À la veille du premier contre-la-montre du Tour, Chris Froome a passé une nouvelle journée en jaune et celle-ci fut bien plus tranquille pour l’Anglais que la précédente, dimanche, dans les Pyrénées.

"Après la journée de repos, ce fut un nouveau jour calme pour mes équipiers et moi", expliquait le leader du Tour. "Nous sommes prêts pour la deuxième semaine."

Et celle-ci va connaître un premier temps fort dès aujourd’hui, sur les routes normandes menant d’Avranches au Mont Saint-Michel.

"C’est une belle opportunité pour moi afin d’augmenter mon avance sur mes rivaux", poursuivait le Britannique, avant d’expliquer pourquoi il est si fort dans les chronos:"Il n’y a pas de secret. Simplement, plus on en fait, plus on s’améliore, on améliore les détails, on acquiert le rythme, on cherche à progresser, à repousser ses limites. C’est ça la différence, cette année, j’ai disputé quelques contre-la-montre similaires à celui-ci et l’hiver dernier, pour la première fois de ma carrière, j’ai travaillé cet exercice spécifiquement."

Pour autant, Christopher Froome se refuse à faire des pronostics quant aux écarts qu’il pourrait ou espère créer aujourd’hui par rapport à ses rivaux.

"Je ne pense pas autres, je veux d’abord donner le meilleur de moi-même et on verra bien ce que cela donne au classement."

Hier, le coureur de Sky a pu profiter par moments de son statut de porteur du maillot jaune.
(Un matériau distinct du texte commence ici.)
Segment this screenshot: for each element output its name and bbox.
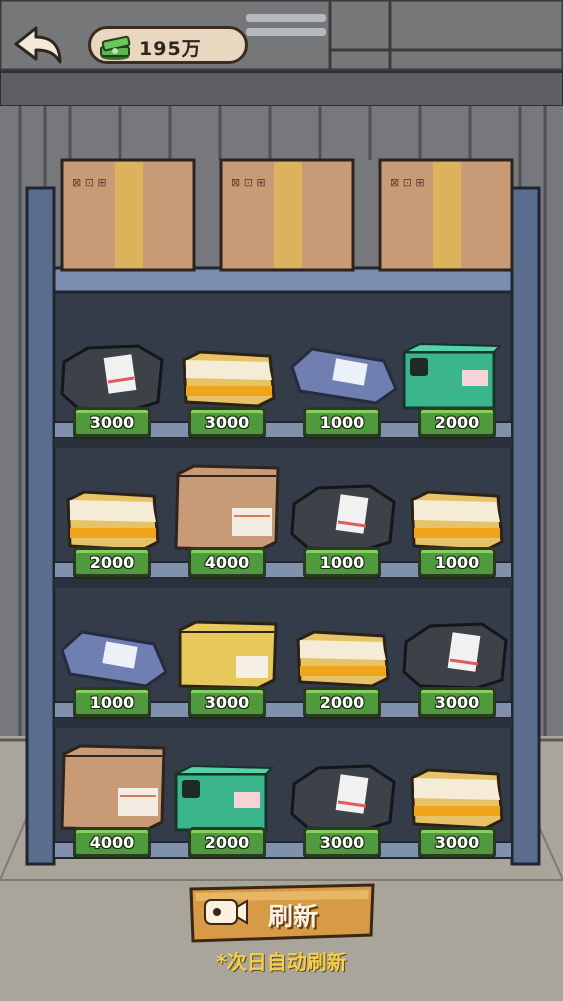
price-button[interactable]: 1000 [73,687,151,717]
price-button[interactable]: 3000 [188,407,266,437]
top-box: ⊠ ⊡ ⊞ [219,158,355,272]
svg-text:⊠ ⊡ ⊞: ⊠ ⊡ ⊞ [72,176,107,189]
cash-stack-icon [100,35,131,60]
cardboard-box-package[interactable] [172,462,282,554]
yellow-parcel-package[interactable] [408,488,504,554]
price-button[interactable]: 1000 [303,407,381,437]
price-button[interactable]: 3000 [418,827,496,857]
price-button[interactable]: 1000 [418,547,496,577]
yellow-parcel-package[interactable] [408,766,504,832]
price-button[interactable]: 2000 [73,547,151,577]
price-button[interactable]: 3000 [188,687,266,717]
price-button[interactable]: 2000 [303,687,381,717]
cardboard-box-package[interactable] [58,742,168,834]
price-button[interactable]: 1000 [303,547,381,577]
svg-text:⊠ ⊡ ⊞: ⊠ ⊡ ⊞ [390,176,425,189]
black-bag-package[interactable] [288,762,400,834]
refresh-label: 刷新 [268,902,319,931]
yellow-parcel-package[interactable] [294,628,390,690]
price-button[interactable]: 3000 [73,407,151,437]
blue-bag-package[interactable] [288,345,400,407]
green-box-package[interactable] [172,762,274,832]
svg-text:⊠ ⊡ ⊞: ⊠ ⊡ ⊞ [231,176,266,189]
yellow-parcel-package[interactable] [180,348,276,410]
green-box-package[interactable] [400,340,502,410]
money-amount: 195万 [139,38,202,60]
top-box: ⊠ ⊡ ⊞ [378,158,514,272]
price-button[interactable]: 4000 [73,827,151,857]
yellow-box-package[interactable] [176,620,278,690]
top-box: ⊠ ⊡ ⊞ [60,158,196,272]
price-button[interactable]: 2000 [418,407,496,437]
black-bag-package[interactable] [288,482,400,554]
yellow-parcel-package[interactable] [64,488,160,554]
price-button[interactable]: 3000 [418,687,496,717]
back-button[interactable] [12,24,64,66]
price-button[interactable]: 3000 [303,827,381,857]
price-button[interactable]: 4000 [188,547,266,577]
black-bag-package[interactable] [400,620,512,692]
refresh-note: *次日自动刷新 [216,950,347,974]
back-arrow-icon [14,26,62,64]
black-bag-package[interactable] [58,342,168,414]
price-button[interactable]: 2000 [188,827,266,857]
blue-bag-package[interactable] [58,628,170,690]
money-display: 195万 [88,26,248,64]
"Il y avait énormément de monde et forcément, on est la cible des gens quand on est en jaune, c’est un poids supplémentaire", disait encore Froome. "Il fallait surtout éviter les dangers, les risques de chutes. Mes équipiers m’ont bien entouré, car c’était très nerveux dans la finale. Heureusement, je n’ai pas été impliqué par la chute. L’an dernier, nous avions Mark (Cavendish) dans l’équipe et cela entraînait d’autres obligations qui n’existent plus cette fois. Nous n’avons qu’un seul et unique but, tout faire pour ramener le maillot jaune à Paris."